Better still, the Golf Alltrack’s ingenious Driving Profile Selection puts the vehicle’s behaviour directly in the driver’s hands. Five driving profiles can be selected – Normal, Sport, Eco, Off-road and Individual – each of which alters parameters such as steering, engine performance and gearshift points for a bespoke driving experience. The drive through Newnes State Forest is a perfect opportunity to toggle on the ‘Off-road’ selection, thereby changing the Golf Alltrack’s accelerator pedal response and optimising the ABS (Anti-lock Braking System). 

Golf Alltrack beats all comers

The judges of the 2015 Drive Car of the Year Awards found plenty to like about the rugged new Golf Alltrack, praising the vehicle for its refinement, performance and versatility. The Golf Alltrack took out the Best Small SUV award in a hotly contested class, with the judges highlighting its punchy turbocharged engine, sharp-shifting DSG transmission and exceptional ride quality and handling as setting it apart. Equipped with 4MOTION all-wheel drive and additional body protection, the Golf Alltrack rides higher than the Golf Wagon on which it is based.

Fit for purpose 

 Drive along the Glow Worm Tunnel trail almost to the end and you’ll come across a unique feature that has to be seen to be believed.

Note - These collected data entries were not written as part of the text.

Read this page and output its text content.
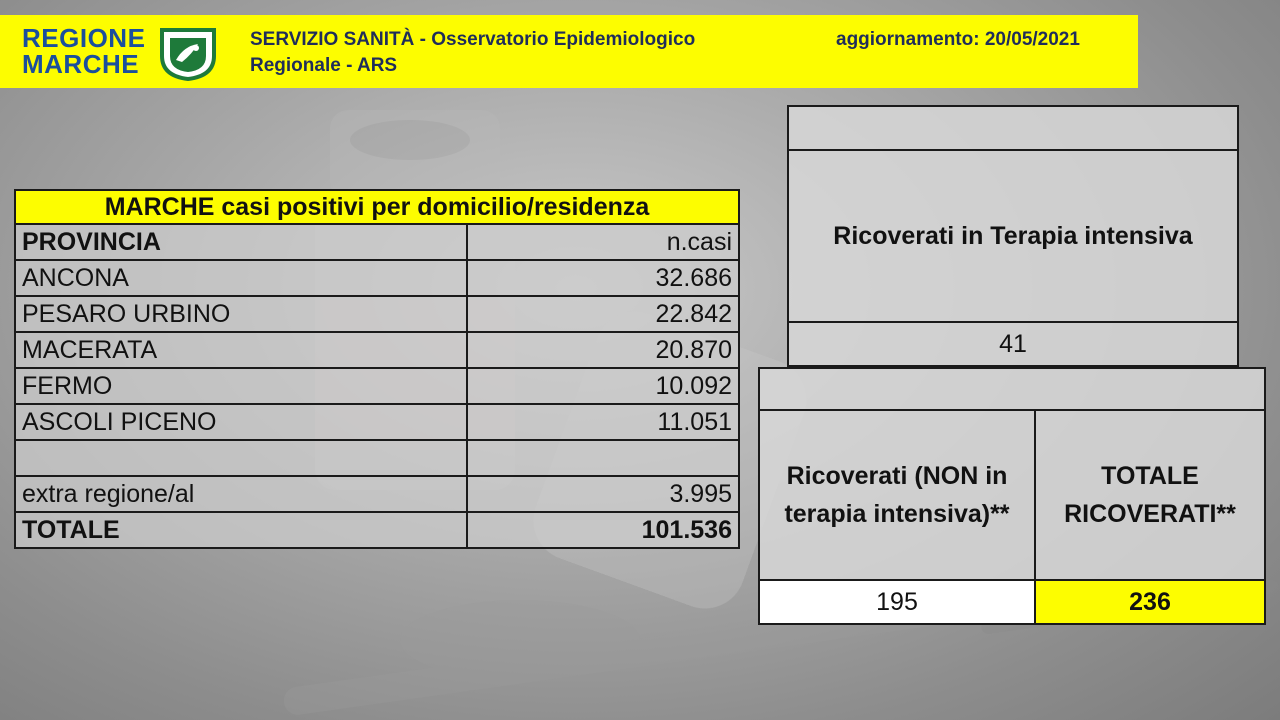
REGIONE
MARCHE
SERVIZIO SANITÀ - Osservatorio Epidemiologico
Regionale - ARS
aggiornamento: 20/05/2021
MARCHE casi positivi per domicilio/residenza	
PROVINCIA	n.casi
ANCONA	32.686
PESARO URBINO	22.842
MACERATA	20.870
FERMO	10.092
ASCOLI PICENO	11.051

extra regione/al	3.995
TOTALE	101.536

Ricoverati in Terapia intensiva
41

Ricoverati (NON in terapia intensiva)**	TOTALE RICOVERATI**
195	236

What was once a railway tunnel through sandstone rock has had its tracks removed and can now be driven through. Dark and foreboding, the tunnel is around 150m long but wide enough to allow only one vehicle at a time. The Golf Alltrack’s powerful Bi-Xenon headlights cut through the darkness and its dynamic cornering lights activate to light the curving route ahead.

Just beyond the tunnel is a sharp gradient that offers the chance to test another of the Golf Alltrack’s driver aids: a hill descent function, part of the ‘Off-Road’ driving profile. The technology enables a constant speed while on a descent, keeping the vehicle in check just when optimal control is needed.

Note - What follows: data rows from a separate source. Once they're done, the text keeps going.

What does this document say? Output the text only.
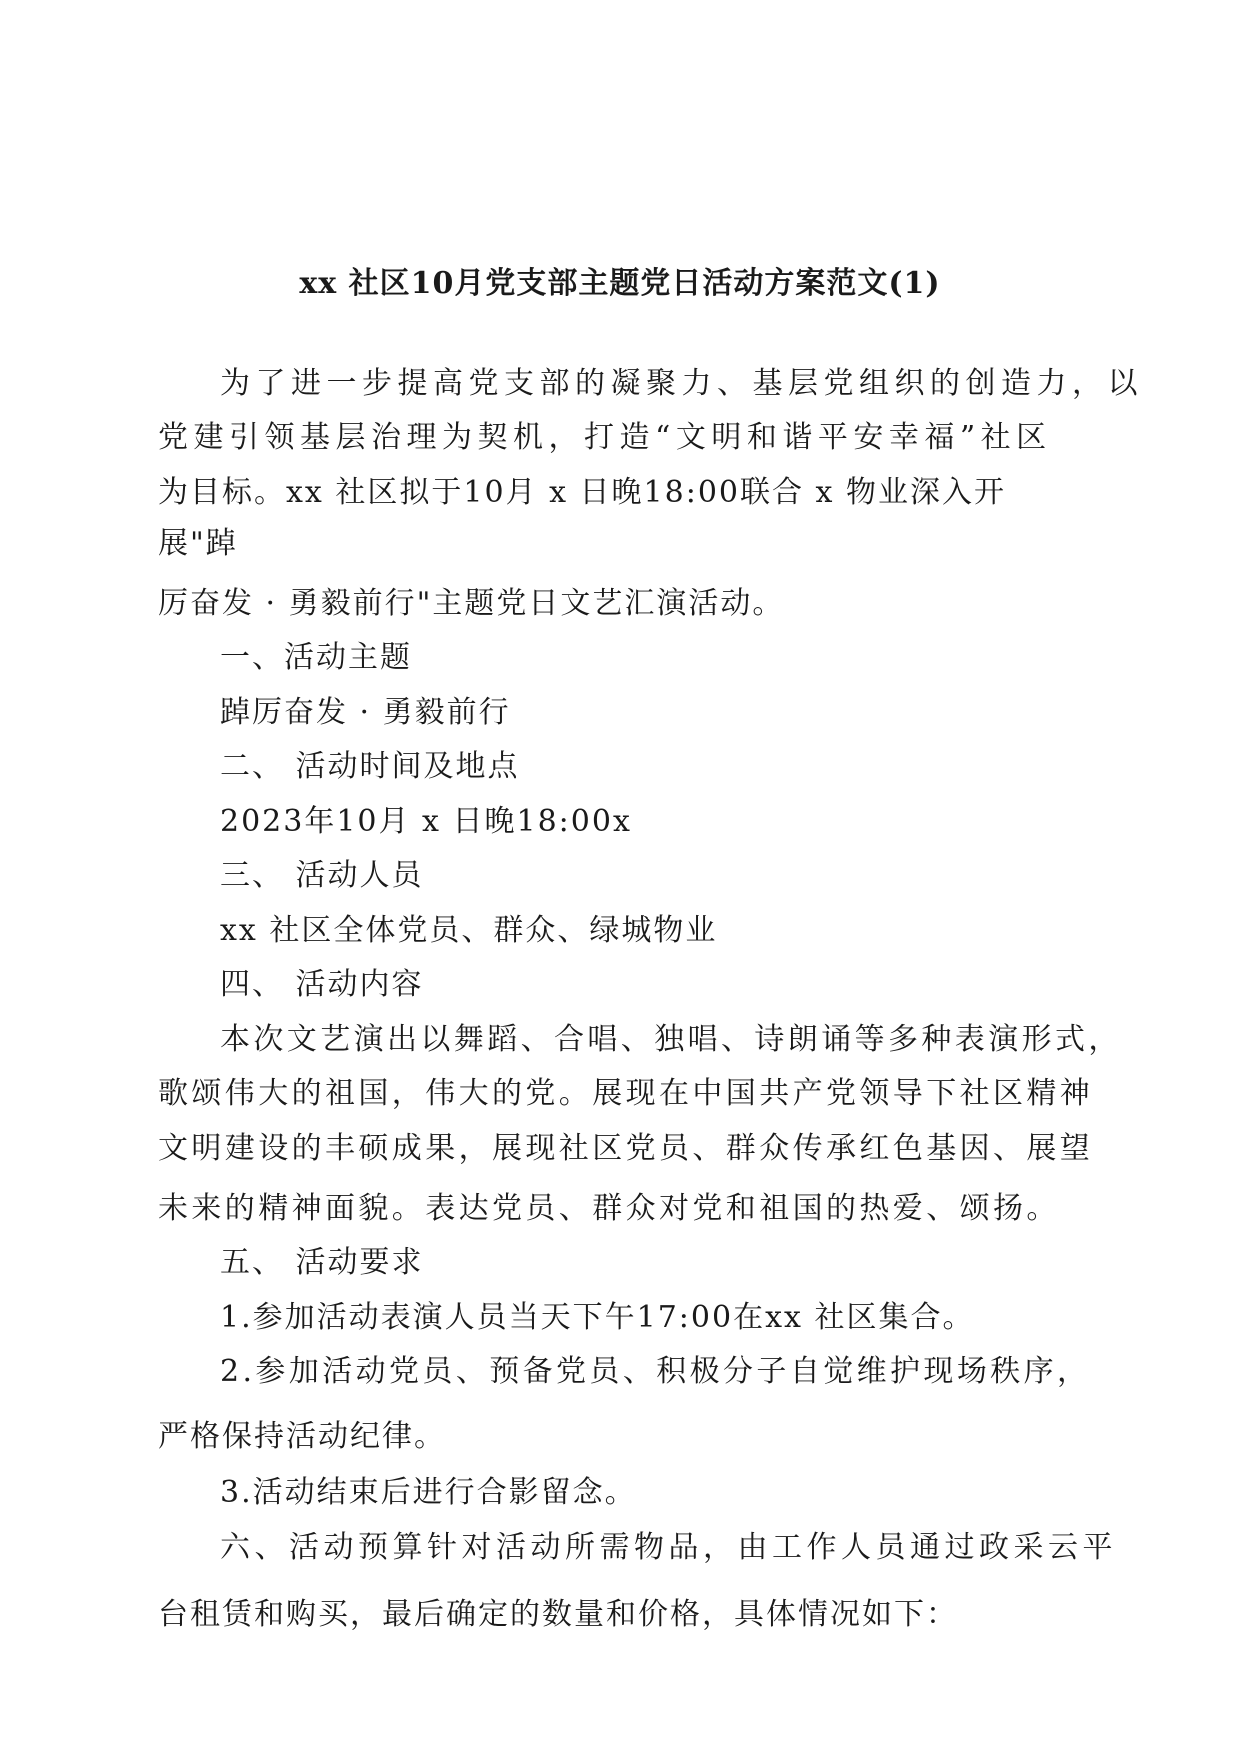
xx 社区10月党支部主题党日活动方案范文(1)
为了进一步提高党支部的凝聚力、基层党组织的创造力，以
党建引领基层治理为契机，打造“文明和谐平安幸福”社区
为目标。xx 社区拟于10月 x 日晚18:00联合 x 物业深入开
展"踔
厉奋发 · 勇毅前行"主题党日文艺汇演活动。
一、活动主题
踔厉奋发 · 勇毅前行
二、 活动时间及地点
2023年10月 x 日晚18:00x
三、 活动人员
xx 社区全体党员、群众、绿城物业
四、 活动内容
本次文艺演出以舞蹈、合唱、独唱、诗朗诵等多种表演形式，
歌颂伟大的祖国，伟大的党。展现在中国共产党领导下社区精神
文明建设的丰硕成果，展现社区党员、群众传承红色基因、展望
未来的精神面貌。表达党员、群众对党和祖国的热爱、颂扬。
五、 活动要求
1.参加活动表演人员当天下午17:00在xx 社区集合。
2.参加活动党员、预备党员、积极分子自觉维护现场秩序，
严格保持活动纪律。
3.活动结束后进行合影留念。
六、活动预算针对活动所需物品，由工作人员通过政采云平
台租赁和购买，最后确定的数量和价格，具体情况如下：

Keeping us company on the drive are my favourite songs courtesy of an ingenious function called App-Connect. It forms part of the new Discover Media 6.5” satellite navigation system and you’ll wonder how you ever did without it on a road trip. Connect your iPhone (or Android) device via a USB interface and the Discover Media system behaves just like your phone, with selected apps at your disposal, your music a couple of screen taps away and your contact list available to you hands-free. 

Mission successful

So, what of our ‘all-track’ Alltrack challenge?
We certainly didn’t lack for a variety of different surfaces. An early-morning visit to Lake Lyell, south-west of Lithgow, was where we first encountered the dirt trails that were to become a mainstay for the rest of the day. It wasn’t long before the rear of the car was caked in a fine dust and we abandoned any pretence of keeping the car clean for our photoshoot.

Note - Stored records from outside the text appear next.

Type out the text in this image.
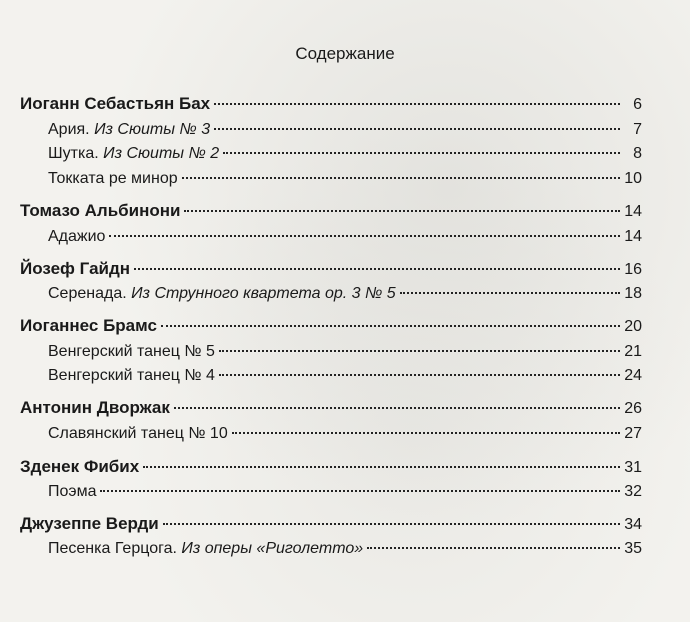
Содержание
Иоганн Себастьян Бах	6
Ария. Из Сюиты № 3	7
Шутка. Из Сюиты № 2	8
Токката ре минор	10
Томазо Альбинони	14
Адажио	14
Йозеф Гайдн	16
Серенада. Из Струнного квартета ор. 3 № 5	18
Иоганнес Брамс	20
Венгерский танец № 5	21
Венгерский танец № 4	24
Антонин Дворжак	26
Славянский танец № 10	27
Зденек Фибих	31
Поэма	32
Джузеппе Верди	34
Песенка Герцога. Из оперы «Риголетто»	35
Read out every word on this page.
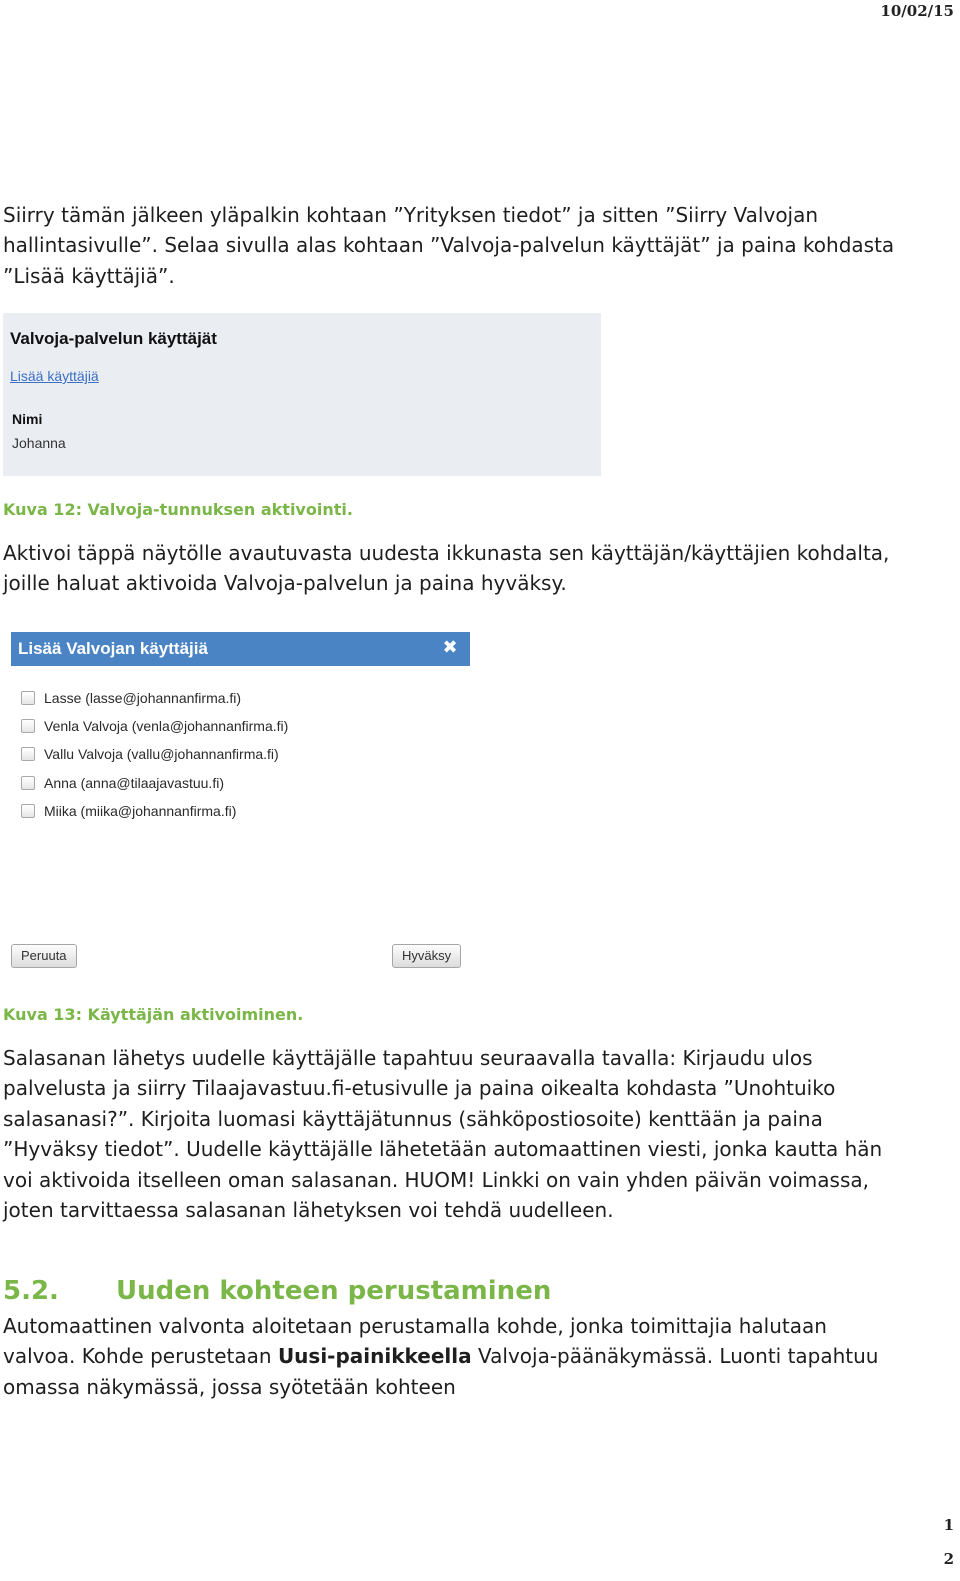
10/02/15

Siirry tämän jälkeen yläpalkin kohtaan ”Yrityksen tiedot” ja sitten ”Siirry Valvojan hallintasivulle”. Selaa sivulla alas kohtaan ”Valvoja-palvelun käyttäjät” ja paina kohdasta ”Lisää käyttäjiä”.

Valvoja-palvelun käyttäjät
Lisää käyttäjiä
Nimi
Johanna
Kuva 12: Valvoja-tunnuksen aktivointi.

Aktivoi täppä näytölle avautuvasta uudesta ikkunasta sen käyttäjän/käyttäjien kohdalta, joille haluat aktivoida Valvoja-palvelun ja paina hyväksy.

Lisää Valvojan käyttäjiä	✖
Lasse (lasse@johannanfirma.fi)
Venla Valvoja (venla@johannanfirma.fi)
Vallu Valvoja (vallu@johannanfirma.fi)
Anna (anna@tilaajavastuu.fi)
Miika (miika@johannanfirma.fi)
Peruuta	Hyväksy
Kuva 13: Käyttäjän aktivoiminen.

Salasanan lähetys uudelle käyttäjälle tapahtuu seuraavalla tavalla: Kirjaudu ulos palvelusta ja siirry Tilaajavastuu.fi-etusivulle ja paina oikealta kohdasta ”Unohtuiko salasanasi?”. Kirjoita luomasi käyttäjätunnus (sähköpostiosoite) kenttään ja paina ”Hyväksy tiedot”. Uudelle käyttäjälle lähetetään automaattinen viesti, jonka kautta hän voi aktivoida itselleen oman salasanan. HUOM! Linkki on vain yhden päivän voimassa, joten tarvittaessa salasanan lähetyksen voi tehdä uudelleen.

5.2. Uuden kohteen perustaminen

Automaattinen valvonta aloitetaan perustamalla kohde, jonka toimittajia halutaan valvoa. Kohde perustetaan Uusi-painikkeella Valvoja-päänäkymässä. Luonti tapahtuu omassa näkymässä, jossa syötetään kohteen

1
2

At what remains of the Zig Zag Railway we encountered some angular shale rock that the Golf Alltrack crunched a path over. By the time we visited the Glow Worm Tunnel, the Golf Alltrack had mastered some brightly coloured sand, stretches of gravelly rock, patches of grass and, of course, taken a dive headlong into a stretch of muddy water. And let’s not forget the drive on highway bitumen to and from our bush bashing adventure.

Not bad going at all. But all in a day’s work for the mighty Alltrack.